Developing Heathrow

By | Category: Travel news
panoramic view of Heathrow

Heathrow showing, to the north, where a new runway might go but Arora is suggesting other possibilities.

The development of Heathrow to incorporate a new runway has already caused considerable controversy.

A little bit more was added by the announcement from a company called Arora that owns hotels including some near Heathrow. They have come up with an alternative development plan which costs about the same as that now proposed by Heathrow itself after it decided to shave £2.5 billion from their original plan.

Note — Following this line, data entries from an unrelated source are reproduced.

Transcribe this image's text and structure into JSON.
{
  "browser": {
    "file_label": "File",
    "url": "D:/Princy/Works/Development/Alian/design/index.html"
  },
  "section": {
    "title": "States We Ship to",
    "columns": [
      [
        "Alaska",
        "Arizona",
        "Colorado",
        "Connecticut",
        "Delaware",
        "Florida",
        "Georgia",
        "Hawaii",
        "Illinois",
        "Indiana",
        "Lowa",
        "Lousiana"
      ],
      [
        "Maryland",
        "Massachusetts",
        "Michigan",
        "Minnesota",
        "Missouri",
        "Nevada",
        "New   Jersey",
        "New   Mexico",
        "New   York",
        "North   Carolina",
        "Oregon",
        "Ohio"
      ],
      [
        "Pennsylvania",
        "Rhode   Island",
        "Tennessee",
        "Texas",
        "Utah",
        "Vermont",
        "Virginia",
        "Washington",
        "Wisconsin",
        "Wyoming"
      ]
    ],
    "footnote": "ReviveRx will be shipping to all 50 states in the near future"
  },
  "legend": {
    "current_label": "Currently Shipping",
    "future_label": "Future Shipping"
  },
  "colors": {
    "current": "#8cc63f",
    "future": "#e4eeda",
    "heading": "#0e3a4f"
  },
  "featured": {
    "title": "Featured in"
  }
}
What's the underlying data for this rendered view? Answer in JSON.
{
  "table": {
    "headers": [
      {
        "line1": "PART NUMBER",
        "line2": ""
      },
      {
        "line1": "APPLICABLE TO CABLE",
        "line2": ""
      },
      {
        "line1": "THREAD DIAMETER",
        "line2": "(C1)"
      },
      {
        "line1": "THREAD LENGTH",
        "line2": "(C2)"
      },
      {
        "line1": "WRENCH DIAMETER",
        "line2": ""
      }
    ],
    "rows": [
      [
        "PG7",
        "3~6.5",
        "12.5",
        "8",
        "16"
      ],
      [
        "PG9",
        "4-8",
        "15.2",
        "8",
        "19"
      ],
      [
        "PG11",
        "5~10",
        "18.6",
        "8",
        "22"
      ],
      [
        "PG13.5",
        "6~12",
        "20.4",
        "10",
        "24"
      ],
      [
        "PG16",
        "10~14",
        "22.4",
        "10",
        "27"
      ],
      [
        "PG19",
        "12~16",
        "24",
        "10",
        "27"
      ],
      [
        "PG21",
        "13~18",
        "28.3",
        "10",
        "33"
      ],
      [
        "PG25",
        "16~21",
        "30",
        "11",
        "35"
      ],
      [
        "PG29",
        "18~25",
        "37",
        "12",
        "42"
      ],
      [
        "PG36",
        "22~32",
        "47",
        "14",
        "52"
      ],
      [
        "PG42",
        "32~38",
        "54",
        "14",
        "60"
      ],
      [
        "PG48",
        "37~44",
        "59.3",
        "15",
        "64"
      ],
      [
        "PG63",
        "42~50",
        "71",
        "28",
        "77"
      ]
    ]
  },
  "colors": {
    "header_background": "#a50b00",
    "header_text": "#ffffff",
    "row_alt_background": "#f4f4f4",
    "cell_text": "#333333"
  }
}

Why should any of this matter to passengers?

Because somehow, we are going to end up contributing in some way. At present we pay a levy for using the airport which is added to the price pf a ticket. The Heathrow management might want to increase that levy to help pay for it whereas people like Willie Walsh – the boss of IAG that owns BA, Aer Lingus, Iberia and Vueling – doesn’t want to see any increase because he might have to pass it on.

We passengers just want a resolution to the issue. Now that the government has decided to support expansion that expansion should take place so that the misery of passing through the airport is reduced. And by misery I mean the problems of getting there, getting onto a plan and getting out of the airport once you return. In a world where everything has to be about improving the “experience” Heathrow isn’t fun. The new runway and buildings may improve things but delaying them will prolong problems. The Arora intervention might just do that.

But why should Heathrow take any notice of Arora? It is not as if Arora owns the airport. But they argue that others could develop terminals and some airline bosses agree.

Heathrow says that the plan by Arora shows “ a complete lack of understanding of airport operations and disregard for those living closest to the airport,” yet the plans have been drawn up by a company, Corgan,  with experience of designing terminals in China and the USA so to claim a lack of understanding seems a bit of an exaggeration.

It looks like we are back to mud-slinging time rather than getting on with it time. And it will be passengers who suffer.